Recently I had to write some code to calculate the arithmetic mean of a long run of observed values. Super-accuracy was not too important - being able to see a reasonable approximation of the current value and the longer-term trends were important.
A previous implementation had worked on the basis of:
NewMean = (OldMean x (Observations - 1) + NewObservation)/Observations
Which is obviously correct but is in danger of overflowing as the product of means and observations grows.
I looked for a canonical replacement in Knuth's The Art of Computer Programming but he doesn't discuss this in terms of integer maths at all, but does suggest a simple recurrence relation using floating point - and I adopted a version of this:
NewMean = OldMean + (NewObservation - OldMean)/Factor
I set Factor as 20 and generate the first 20 means in the old way before switching to this.
As the observations are about 3 orders of magnitude greater than Factor it works reasonably well (though obviously I lose precision) - but is there a better way that is neither very computationally intensive nor likely to overflow?
The second formula is simply a rearrangement of the first, and what you're calling "factor" should simply be the number of observations. Setting the factor equal to $20$ forever instead is just a way of weighting new observations more heavily than old ones, which I take it is not what you want.
Let the old mean be $\mu$, the new observation be $x$, and the total number of observations $n$. Then $$ \frac{\mu \cdot (n-1) + x}{n} = \mu \cdot \frac{n-1}{n} + \frac xn = \mu - \frac \mu n + \frac xn = \mu + \frac{x-\mu}{n}. $$ If we were doing the calculations with real numbers, both formulas would be exact.
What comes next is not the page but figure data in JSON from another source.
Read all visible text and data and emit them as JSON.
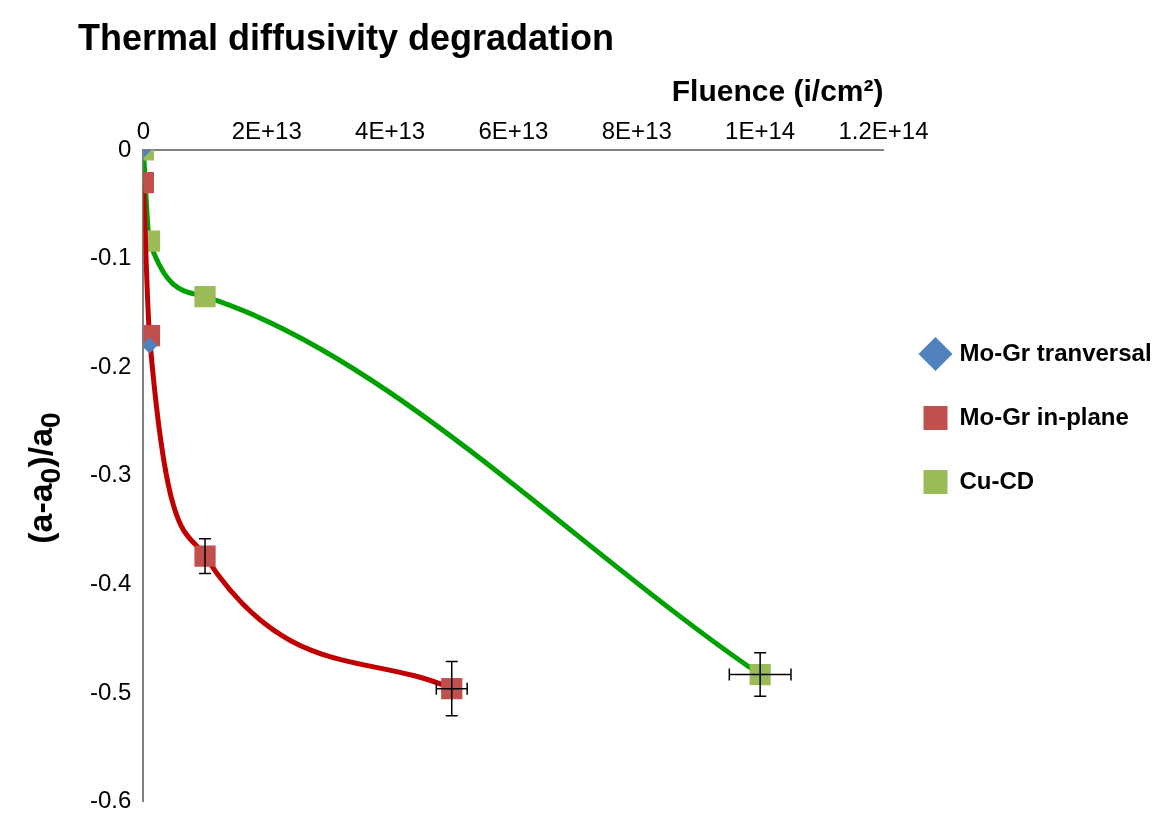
{
  "chart_data": {
    "type": "line",
    "title": "Thermal diffusivity degradation",
    "xlabel": "Fluence (i/cm²)",
    "ylabel": "(a-a$_{0}$)/a$_{0}$",
    "xlim": [
      0,
      120000000000000.0
    ],
    "xticks": [
      0,
      {
        "value": 20000000000000.0,
        "label": "2E+13"
      },
      {
        "value": 40000000000000.0,
        "label": "4E+13"
      },
      {
        "value": 60000000000000.0,
        "label": "6E+13"
      },
      {
        "value": 80000000000000.0,
        "label": "8E+13"
      },
      {
        "value": 100000000000000.0,
        "label": "1E+14"
      },
      {
        "value": 120000000000000.0,
        "label": "1.2E+14"
      }
    ],
    "ylim": [
      -0.6,
      0
    ],
    "yticks": [
      0,
      -0.1,
      -0.2,
      -0.3,
      -0.4,
      -0.5,
      -0.6
    ],
    "grid": false,
    "legend": "right",
    "series": [
      {
        "name": "Mo-Gr tranversal",
        "type": "scatter",
        "marker": "diamond",
        "color": "#4f81bd",
        "x": [
          0,
          1000000000000.0
        ],
        "values": [
          0,
          -0.18
        ]
      },
      {
        "name": "Mo-Gr in-plane",
        "type": "line",
        "marker": "square",
        "color": "#c00000",
        "x": [
          0,
          1000000000000.0,
          10000000000000.0,
          50000000000000.0
        ],
        "values": [
          -0.03,
          -0.171,
          -0.374,
          -0.496
        ],
        "errors": [
          null,
          null,
          0.016,
          0.025
        ],
        "xerrors": [
          null,
          null,
          null,
          2500000000000.0
        ]
      },
      {
        "name": "Cu-CD",
        "type": "line",
        "marker": "square",
        "color": "#00a000",
        "x": [
          0,
          1000000000000.0,
          10000000000000.0,
          100000000000000.0
        ],
        "values": [
          0,
          -0.084,
          -0.135,
          -0.483
        ],
        "errors": [
          null,
          null,
          null,
          0.02
        ],
        "xerrors": [
          null,
          null,
          null,
          5000000000000.0
        ]
      }
    ]
  }
}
The only way to improve over rounding at each step would be to keep track of $(x-\mu) \bmod n$, and try to save it in some running total of fractional parts, which is difficult and not worth it in my opinion.
One improvement I have to suggest is language-dependent. If you're using a programming language where
7/5gives1but(-7)/5gives2, then integer division always rounds down, introducing a bias which is slight but easy to correct for: just replace $\frac{x-\mu}{n}$ by $\frac{x-\mu + n/2}{n}$ to round to the nearest integer. If you're using a language where7/5gives1and(-7)/5gives-1, this is not necessary. But this is a very minor correction either way.